Oh man this is a hard part. Sending something I’d worked on for so long to the editor, formatting, and even book cover designer was like sending my kid to their first summer camp… which I haven’t done yet, so I can only imagine. I told each of my team that I wanted to be the model client. I promised to pay them immediately upon receiving the invoice, to respond promptly to any questions, and to not pester them. I asked them to take their time and do a great job, rather than worry excessively about hitting deadlines. I meant it! I even said that if the book was bad, to just tell me that. I meant that too!

Once the manuscript was out of my hands, I couldn’t do anything about it until it was returned. Every day felt interminable. I waited with bated breath, unsure, and lacking confidence that somebody wouldn’t come back and say, “your book is awful.” Even though I had told them not to worry about deadlines, I still had them circled on my calendar hoping that they would meet them anyway. (they did)

Stage 9 – Final refinements

At each stage, there is always a little back and forth as some details are touched up. A little font change here, a couple last questions about the edits, a few details on the cover, etc. As I had chosen people with whom communication was easy, these refinements went smoothly and quickly. As well as I could have hoped. Ultimately, I was very pleased by the results.

Stage 10 – Payment

promised I would, and I believe that I did pay each of them within a couple hours of receiving their invoice. I know it is important to be paid promptly. One way to show respect and appreciation is to pay quickly.

Stage 11 – Thanks

Really mean it!

I can hardly emphasize how valuable it is to find the right people for your team. I wouldn’t have nearly the final product today that I’m proud to say is mine without all their help. They were worth their weights in gold.

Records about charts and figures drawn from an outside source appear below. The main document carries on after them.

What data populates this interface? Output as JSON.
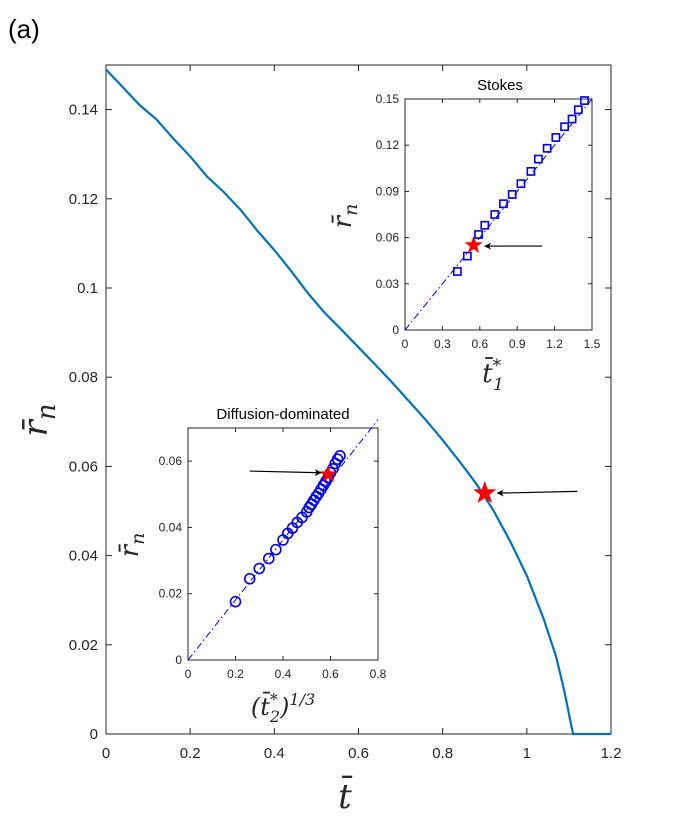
{
  "panel_label": "(a)",
  "colors": {
    "main_line": "#0072BD",
    "marker": "#0000EE",
    "star": "#FF0000",
    "axis": "#262626"
  },
  "chart_data": [
    {
      "id": "main",
      "type": "line",
      "xlabel": "t̄",
      "ylabel": "r̄n",
      "xlim": [
        0,
        1.2
      ],
      "ylim": [
        0,
        0.15
      ],
      "xticks": [
        "0",
        "0.2",
        "0.4",
        "0.6",
        "0.8",
        "1",
        "1.2"
      ],
      "yticks": [
        "0",
        "0.02",
        "0.04",
        "0.06",
        "0.08",
        "0.1",
        "0.12",
        "0.14"
      ],
      "series": [
        {
          "name": "r_n(t)",
          "x": [
            0,
            0.04,
            0.08,
            0.12,
            0.16,
            0.2,
            0.24,
            0.28,
            0.32,
            0.36,
            0.4,
            0.44,
            0.48,
            0.52,
            0.56,
            0.6,
            0.64,
            0.68,
            0.72,
            0.76,
            0.8,
            0.84,
            0.88,
            0.92,
            0.96,
            1.0,
            1.04,
            1.07,
            1.09,
            1.1,
            1.11,
            1.2
          ],
          "y": [
            0.149,
            0.145,
            0.141,
            0.1378,
            0.1335,
            0.1295,
            0.125,
            0.1215,
            0.1175,
            0.1128,
            0.1085,
            0.1038,
            0.0988,
            0.0944,
            0.0906,
            0.0867,
            0.0828,
            0.0788,
            0.0746,
            0.0704,
            0.0659,
            0.0611,
            0.0561,
            0.0502,
            0.0433,
            0.0355,
            0.0258,
            0.0172,
            0.0092,
            0.0045,
            0.0,
            0.0
          ]
        }
      ],
      "star": {
        "x": 0.9,
        "y": 0.054
      },
      "arrow": {
        "from": [
          1.12,
          0.0544
        ],
        "to": [
          0.93,
          0.054
        ]
      }
    },
    {
      "id": "inset_stokes",
      "type": "scatter",
      "title": "Stokes",
      "xlabel": "t̄1*",
      "ylabel": "r̄n",
      "xlim": [
        0,
        1.5
      ],
      "ylim": [
        0,
        0.15
      ],
      "xticks": [
        "0",
        "0.3",
        "0.6",
        "0.9",
        "1.2",
        "1.5"
      ],
      "yticks": [
        "0",
        "0.03",
        "0.06",
        "0.09",
        "0.12",
        "0.15"
      ],
      "line": {
        "x": [
          0,
          1.5
        ],
        "y": [
          0,
          0.15
        ]
      },
      "series": [
        {
          "name": "squares",
          "x": [
            0.42,
            0.5,
            0.59,
            0.64,
            0.72,
            0.79,
            0.86,
            0.93,
            1.01,
            1.07,
            1.14,
            1.21,
            1.28,
            1.34,
            1.39,
            1.44
          ],
          "y": [
            0.038,
            0.048,
            0.062,
            0.068,
            0.075,
            0.082,
            0.088,
            0.095,
            0.103,
            0.111,
            0.118,
            0.125,
            0.132,
            0.137,
            0.143,
            0.149
          ]
        }
      ],
      "star": {
        "x": 0.55,
        "y": 0.055
      },
      "arrow": {
        "from": [
          1.1,
          0.0545
        ],
        "to": [
          0.64,
          0.0545
        ]
      }
    },
    {
      "id": "inset_diffusion",
      "type": "scatter",
      "title": "Diffusion-dominated",
      "xlabel": "(t̄2*)^1/3",
      "ylabel": "r̄n",
      "xlim": [
        0,
        0.8
      ],
      "ylim": [
        0,
        0.07
      ],
      "xticks": [
        "0",
        "0.2",
        "0.4",
        "0.6",
        "0.8"
      ],
      "yticks": [
        "0",
        "0.02",
        "0.04",
        "0.06"
      ],
      "line": {
        "x": [
          0,
          0.8
        ],
        "y": [
          0,
          0.0725
        ]
      },
      "series": [
        {
          "name": "circles",
          "x": [
            0.2,
            0.26,
            0.3,
            0.34,
            0.37,
            0.4,
            0.42,
            0.44,
            0.46,
            0.48,
            0.5,
            0.51,
            0.52,
            0.53,
            0.54,
            0.55,
            0.56,
            0.57,
            0.58,
            0.59,
            0.6,
            0.61,
            0.62,
            0.63,
            0.64
          ],
          "y": [
            0.0176,
            0.0245,
            0.0276,
            0.0306,
            0.0333,
            0.0362,
            0.0382,
            0.0398,
            0.0415,
            0.043,
            0.0447,
            0.046,
            0.047,
            0.0482,
            0.0493,
            0.0503,
            0.0515,
            0.0527,
            0.0538,
            0.055,
            0.0565,
            0.0577,
            0.0593,
            0.0606,
            0.0616
          ]
        }
      ],
      "star": {
        "x": 0.59,
        "y": 0.056
      },
      "arrow": {
        "from": [
          0.26,
          0.057
        ],
        "to": [
          0.56,
          0.0565
        ]
      }
    }
  ]
}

Bobbi, my editor, was my MVP. Beyond cleaning up my rambling, comma-soaked, first-timer manuscript, she provided the guidance and feedback that I increasingly realized I desperately needed. Her ability to match her edits to the tone and voice that I desired was fantastic, her comments and direction were right on point, and her attitude was brilliant. I would strongly recommend her, and when my second book is complete, I will certainly get in touch with her again.